Jamestown had been saved by two miracles, one from God, the other from free-market principles. And in land ownership, the Virginians were also endowed with citizenship rights. Without knowing they were already different, the Virginians were developing a common law heritage in which governance started at the bottom and bubbled up. Few would have recognized that at first—but it was inevitable given they were all landholders, for with land in Europe came rights. This concept was expanding more every day. Perhaps the first colonists wouldn’t have challenged a governor, but it would not be too long before demanding rights from a governor and resisting his edicts would become a way of life.
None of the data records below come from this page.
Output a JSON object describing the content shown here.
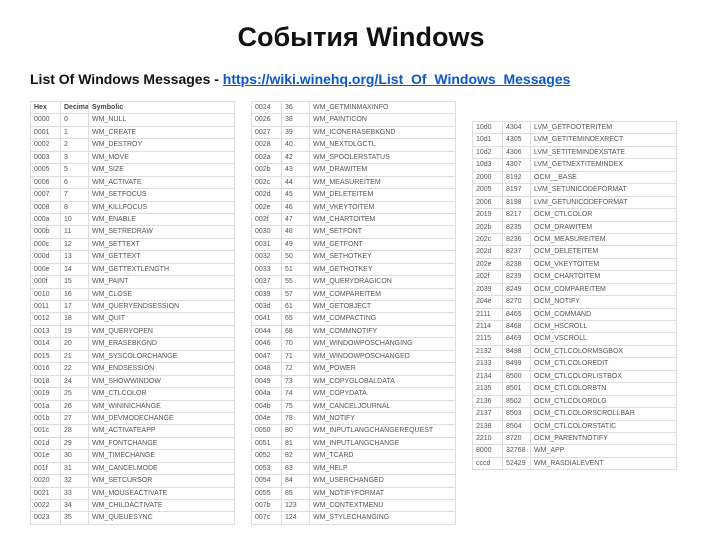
{
  "title": "События Windows",
  "subtitle_prefix": "List Of Windows Messages - ",
  "subtitle_link_text": "https://wiki.winehq.org/List_Of_Windows_Messages",
  "subtitle_link_href": "https://wiki.winehq.org/List_Of_Windows_Messages",
  "headers": {
    "hex": "Hex",
    "decimal": "Decimal",
    "symbolic": "Symbolic"
  },
  "col1": [
    {
      "hex": "0000",
      "dec": "0",
      "sym": "WM_NULL"
    },
    {
      "hex": "0001",
      "dec": "1",
      "sym": "WM_CREATE"
    },
    {
      "hex": "0002",
      "dec": "2",
      "sym": "WM_DESTROY"
    },
    {
      "hex": "0003",
      "dec": "3",
      "sym": "WM_MOVE"
    },
    {
      "hex": "0005",
      "dec": "5",
      "sym": "WM_SIZE"
    },
    {
      "hex": "0006",
      "dec": "6",
      "sym": "WM_ACTIVATE"
    },
    {
      "hex": "0007",
      "dec": "7",
      "sym": "WM_SETFOCUS"
    },
    {
      "hex": "0008",
      "dec": "8",
      "sym": "WM_KILLFOCUS"
    },
    {
      "hex": "000a",
      "dec": "10",
      "sym": "WM_ENABLE"
    },
    {
      "hex": "000b",
      "dec": "11",
      "sym": "WM_SETREDRAW"
    },
    {
      "hex": "000c",
      "dec": "12",
      "sym": "WM_SETTEXT"
    },
    {
      "hex": "000d",
      "dec": "13",
      "sym": "WM_GETTEXT"
    },
    {
      "hex": "000e",
      "dec": "14",
      "sym": "WM_GETTEXTLENGTH"
    },
    {
      "hex": "000f",
      "dec": "15",
      "sym": "WM_PAINT"
    },
    {
      "hex": "0010",
      "dec": "16",
      "sym": "WM_CLOSE"
    },
    {
      "hex": "0011",
      "dec": "17",
      "sym": "WM_QUERYENDSESSION"
    },
    {
      "hex": "0012",
      "dec": "18",
      "sym": "WM_QUIT"
    },
    {
      "hex": "0013",
      "dec": "19",
      "sym": "WM_QUERYOPEN"
    },
    {
      "hex": "0014",
      "dec": "20",
      "sym": "WM_ERASEBKGND"
    },
    {
      "hex": "0015",
      "dec": "21",
      "sym": "WM_SYSCOLORCHANGE"
    },
    {
      "hex": "0016",
      "dec": "22",
      "sym": "WM_ENDSESSION"
    },
    {
      "hex": "0018",
      "dec": "24",
      "sym": "WM_SHOWWINDOW"
    },
    {
      "hex": "0019",
      "dec": "25",
      "sym": "WM_CTLCOLOR"
    },
    {
      "hex": "001a",
      "dec": "26",
      "sym": "WM_WININICHANGE"
    },
    {
      "hex": "001b",
      "dec": "27",
      "sym": "WM_DEVMODECHANGE"
    },
    {
      "hex": "001c",
      "dec": "28",
      "sym": "WM_ACTIVATEAPP"
    },
    {
      "hex": "001d",
      "dec": "29",
      "sym": "WM_FONTCHANGE"
    },
    {
      "hex": "001e",
      "dec": "30",
      "sym": "WM_TIMECHANGE"
    },
    {
      "hex": "001f",
      "dec": "31",
      "sym": "WM_CANCELMODE"
    },
    {
      "hex": "0020",
      "dec": "32",
      "sym": "WM_SETCURSOR"
    },
    {
      "hex": "0021",
      "dec": "33",
      "sym": "WM_MOUSEACTIVATE"
    },
    {
      "hex": "0022",
      "dec": "34",
      "sym": "WM_CHILDACTIVATE"
    },
    {
      "hex": "0023",
      "dec": "35",
      "sym": "WM_QUEUESYNC"
    }
  ],
  "col2": [
    {
      "hex": "0024",
      "dec": "36",
      "sym": "WM_GETMINMAXINFO"
    },
    {
      "hex": "0026",
      "dec": "38",
      "sym": "WM_PAINTICON"
    },
    {
      "hex": "0027",
      "dec": "39",
      "sym": "WM_ICONERASEBKGND"
    },
    {
      "hex": "0028",
      "dec": "40",
      "sym": "WM_NEXTDLGCTL"
    },
    {
      "hex": "002a",
      "dec": "42",
      "sym": "WM_SPOOLERSTATUS"
    },
    {
      "hex": "002b",
      "dec": "43",
      "sym": "WM_DRAWITEM"
    },
    {
      "hex": "002c",
      "dec": "44",
      "sym": "WM_MEASUREITEM"
    },
    {
      "hex": "002d",
      "dec": "45",
      "sym": "WM_DELETEITEM"
    },
    {
      "hex": "002e",
      "dec": "46",
      "sym": "WM_VKEYTOITEM"
    },
    {
      "hex": "002f",
      "dec": "47",
      "sym": "WM_CHARTOITEM"
    },
    {
      "hex": "0030",
      "dec": "48",
      "sym": "WM_SETFONT"
    },
    {
      "hex": "0031",
      "dec": "49",
      "sym": "WM_GETFONT"
    },
    {
      "hex": "0032",
      "dec": "50",
      "sym": "WM_SETHOTKEY"
    },
    {
      "hex": "0033",
      "dec": "51",
      "sym": "WM_GETHOTKEY"
    },
    {
      "hex": "0037",
      "dec": "55",
      "sym": "WM_QUERYDRAGICON"
    },
    {
      "hex": "0039",
      "dec": "57",
      "sym": "WM_COMPAREITEM"
    },
    {
      "hex": "003d",
      "dec": "61",
      "sym": "WM_GETOBJECT"
    },
    {
      "hex": "0041",
      "dec": "65",
      "sym": "WM_COMPACTING"
    },
    {
      "hex": "0044",
      "dec": "68",
      "sym": "WM_COMMNOTIFY"
    },
    {
      "hex": "0046",
      "dec": "70",
      "sym": "WM_WINDOWPOSCHANGING"
    },
    {
      "hex": "0047",
      "dec": "71",
      "sym": "WM_WINDOWPOSCHANGED"
    },
    {
      "hex": "0048",
      "dec": "72",
      "sym": "WM_POWER"
    },
    {
      "hex": "0049",
      "dec": "73",
      "sym": "WM_COPYGLOBALDATA"
    },
    {
      "hex": "004a",
      "dec": "74",
      "sym": "WM_COPYDATA"
    },
    {
      "hex": "004b",
      "dec": "75",
      "sym": "WM_CANCELJOURNAL"
    },
    {
      "hex": "004e",
      "dec": "78",
      "sym": "WM_NOTIFY"
    },
    {
      "hex": "0050",
      "dec": "80",
      "sym": "WM_INPUTLANGCHANGEREQUEST"
    },
    {
      "hex": "0051",
      "dec": "81",
      "sym": "WM_INPUTLANGCHANGE"
    },
    {
      "hex": "0052",
      "dec": "82",
      "sym": "WM_TCARD"
    },
    {
      "hex": "0053",
      "dec": "83",
      "sym": "WM_HELP"
    },
    {
      "hex": "0054",
      "dec": "84",
      "sym": "WM_USERCHANGED"
    },
    {
      "hex": "0055",
      "dec": "85",
      "sym": "WM_NOTIFYFORMAT"
    },
    {
      "hex": "007b",
      "dec": "123",
      "sym": "WM_CONTEXTMENU"
    },
    {
      "hex": "007c",
      "dec": "124",
      "sym": "WM_STYLECHANGING"
    }
  ],
  "col3": [
    {
      "hex": "10d0",
      "dec": "4304",
      "sym": "LVM_GETFOOTERITEM"
    },
    {
      "hex": "10d1",
      "dec": "4305",
      "sym": "LVM_GETITEMINDEXRECT"
    },
    {
      "hex": "10d2",
      "dec": "4306",
      "sym": "LVM_SETITEMINDEXSTATE"
    },
    {
      "hex": "10d3",
      "dec": "4307",
      "sym": "LVM_GETNEXTITEMINDEX"
    },
    {
      "hex": "2000",
      "dec": "8192",
      "sym": "OCM__BASE"
    },
    {
      "hex": "2005",
      "dec": "8197",
      "sym": "LVM_SETUNICODEFORMAT"
    },
    {
      "hex": "2006",
      "dec": "8198",
      "sym": "LVM_GETUNICODEFORMAT"
    },
    {
      "hex": "2019",
      "dec": "8217",
      "sym": "OCM_CTLCOLOR"
    },
    {
      "hex": "202b",
      "dec": "8235",
      "sym": "OCM_DRAWITEM"
    },
    {
      "hex": "202c",
      "dec": "8236",
      "sym": "OCM_MEASUREITEM"
    },
    {
      "hex": "202d",
      "dec": "8237",
      "sym": "OCM_DELETEITEM"
    },
    {
      "hex": "202e",
      "dec": "8238",
      "sym": "OCM_VKEYTOITEM"
    },
    {
      "hex": "202f",
      "dec": "8239",
      "sym": "OCM_CHARTOITEM"
    },
    {
      "hex": "2039",
      "dec": "8249",
      "sym": "OCM_COMPAREITEM"
    },
    {
      "hex": "204e",
      "dec": "8270",
      "sym": "OCM_NOTIFY"
    },
    {
      "hex": "2111",
      "dec": "8465",
      "sym": "OCM_COMMAND"
    },
    {
      "hex": "2114",
      "dec": "8468",
      "sym": "OCM_HSCROLL"
    },
    {
      "hex": "2115",
      "dec": "8469",
      "sym": "OCM_VSCROLL"
    },
    {
      "hex": "2132",
      "dec": "8498",
      "sym": "OCM_CTLCOLORMSGBOX"
    },
    {
      "hex": "2133",
      "dec": "8499",
      "sym": "OCM_CTLCOLOREDIT"
    },
    {
      "hex": "2134",
      "dec": "8500",
      "sym": "OCM_CTLCOLORLISTBOX"
    },
    {
      "hex": "2135",
      "dec": "8501",
      "sym": "OCM_CTLCOLORBTN"
    },
    {
      "hex": "2136",
      "dec": "8502",
      "sym": "OCM_CTLCOLORDLG"
    },
    {
      "hex": "2137",
      "dec": "8503",
      "sym": "OCM_CTLCOLORSCROLLBAR"
    },
    {
      "hex": "2138",
      "dec": "8504",
      "sym": "OCM_CTLCOLORSTATIC"
    },
    {
      "hex": "2210",
      "dec": "8720",
      "sym": "OCM_PARENTNOTIFY"
    },
    {
      "hex": "8000",
      "dec": "32768",
      "sym": "WM_APP"
    },
    {
      "hex": "cccd",
      "dec": "52429",
      "sym": "WM_RASDIALEVENT"
    }
  ]
}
In 1619 the natural extension of these landholding rights came about with the first legislative assembly convened in America: a House of Burgesses.

Earlier that year, the London Company told Virginia Governor Sir George Yeardley to summon a general assembly elected by the settlers themselves, with every free adult male voting. (Recall some whites had sold themselves into slavery with the Indians!) The new House met on July 30, and while all laws would have to be approved by the London Company,

But enough on Jamestown. We see that Jamestown had a “free market” of sorts and common law. It was still missing, however, a key Pillar of American Exceptionalism, which is why 1620 is the better default for all of American Exceptionalism.